After the debacle of Carillion when suppliers and contractors to the monolith were expected to wait up to four months to be paid – with many never receiving a penny – Lowe reports there has been a   slight improvement in the conduct of accounts departments issuing payment.

He reported: “Three-quarters of the UK’s 100 largest contractors have shown no significant improvement on payment times in the past two years, according to new research. Only the top 25% of the leading contractors based on turnover have increased the pace at which they pay their bills by more than four days since 2018, a report by M&DH Insurance has revealed.”

The situation is pretty depressing for the average contractor. Despite the Government’s Prompt Payment Code (PPC) setting out a 30 day target for payment because it is voluntary there’s little evidence things have improved since Carillion.

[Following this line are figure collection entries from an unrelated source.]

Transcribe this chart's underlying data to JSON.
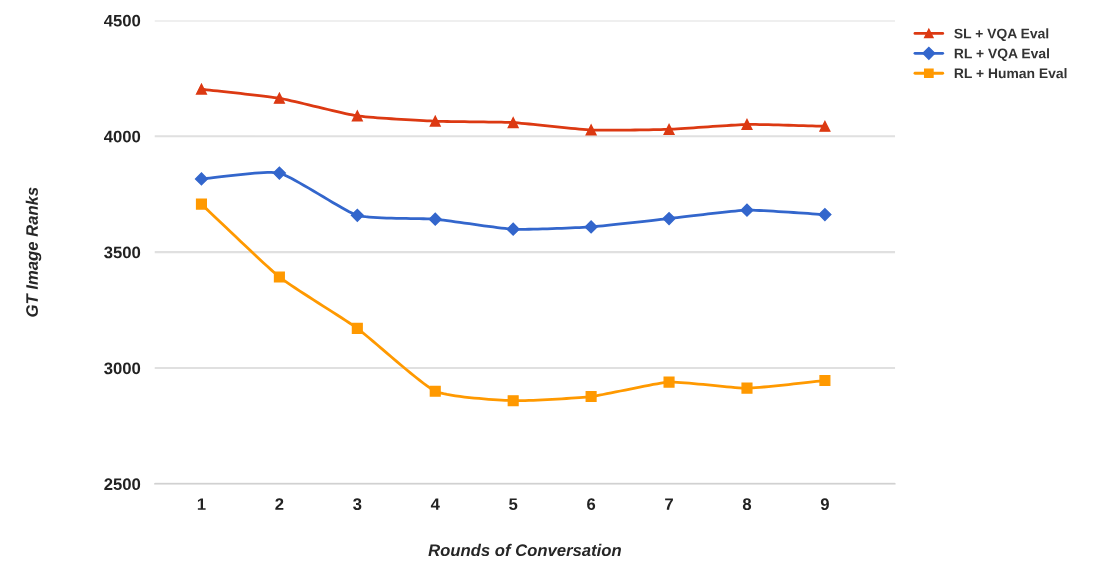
{
  "chart_data": {
    "type": "line",
    "xlabel": "Rounds of Conversation",
    "ylabel": "GT Image Ranks",
    "categories": [
      "1",
      "2",
      "3",
      "4",
      "5",
      "6",
      "7",
      "8",
      "9"
    ],
    "series": [
      {
        "name": "SL + VQA Eval",
        "color": "#dc3912",
        "marker": "triangle",
        "values": [
          4203,
          4164,
          4088,
          4065,
          4059,
          4027,
          4030,
          4051,
          4043
        ]
      },
      {
        "name": "RL + VQA Eval",
        "color": "#3366cc",
        "marker": "diamond",
        "values": [
          3816,
          3841,
          3659,
          3642,
          3599,
          3609,
          3645,
          3681,
          3662
        ]
      },
      {
        "name": "RL + Human Eval",
        "color": "#ff9900",
        "marker": "square",
        "values": [
          3707,
          3393,
          3171,
          2900,
          2859,
          2877,
          2939,
          2913,
          2946
        ]
      }
    ],
    "ylim": [
      2500,
      4500
    ],
    "yticks": [
      2500,
      3000,
      3500,
      4000,
      4500
    ],
    "grid": "y",
    "legend": "top right",
    "line_style": "solid"
  }
}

Lowe reports: “When average numbers of days taken to pay bills were calculated, the top quartile were found to be paying suppliers 12 days earlier. The three other quartiles – those firms occupying positions 26 to 100 – improved by no more than 4.2 days, with the second quartile improving its payment times by just 0.2 days since 2018. 

“While the proportion of bills paid after 60 days by the UK’s largest 25 contractors fell by 12%, this figure grew among the smallest 25 contractors surveyed by over 2%. And while the proportion of bills paid within 30 days by the largest 25 contractors grew by 18.5%, among the smallest 25 the figure fell by 5.5%. This is despite a law introduced in April 2017 obliging firms to publish half-yearly reports on their payment practices.”

Ian Carrotte of ICSM Credit said: “This is not good enough as there are still too many construction firms who by internal policy pay late as this in effect gives them free credit. But more seriously it creates cash flow problems for their suppliers which can has caused perfectly sound businesses to go under.”

Richard Hames of M&DH insurance who created the report said the Government’s PPC had only had a limited success saying only companies who pay on time anyway abide by the code. There was still a problem in the construction sector with late payment.

Ian Carrotte agreed but said it wasn’t just the building and engineering sectors who suffered from the condition as it was still an issue across large areas of industry.

Hames said: “With Brexit, the depreciation of the pound, increasing material prices and EU workers returning to the EU, economic headwinds might have affected the bottom 25 more.”

He also said the largest firms may have improved more due to the greater likelihood of them working on public sector contracts, which often have a maximum 30-day payment period written in.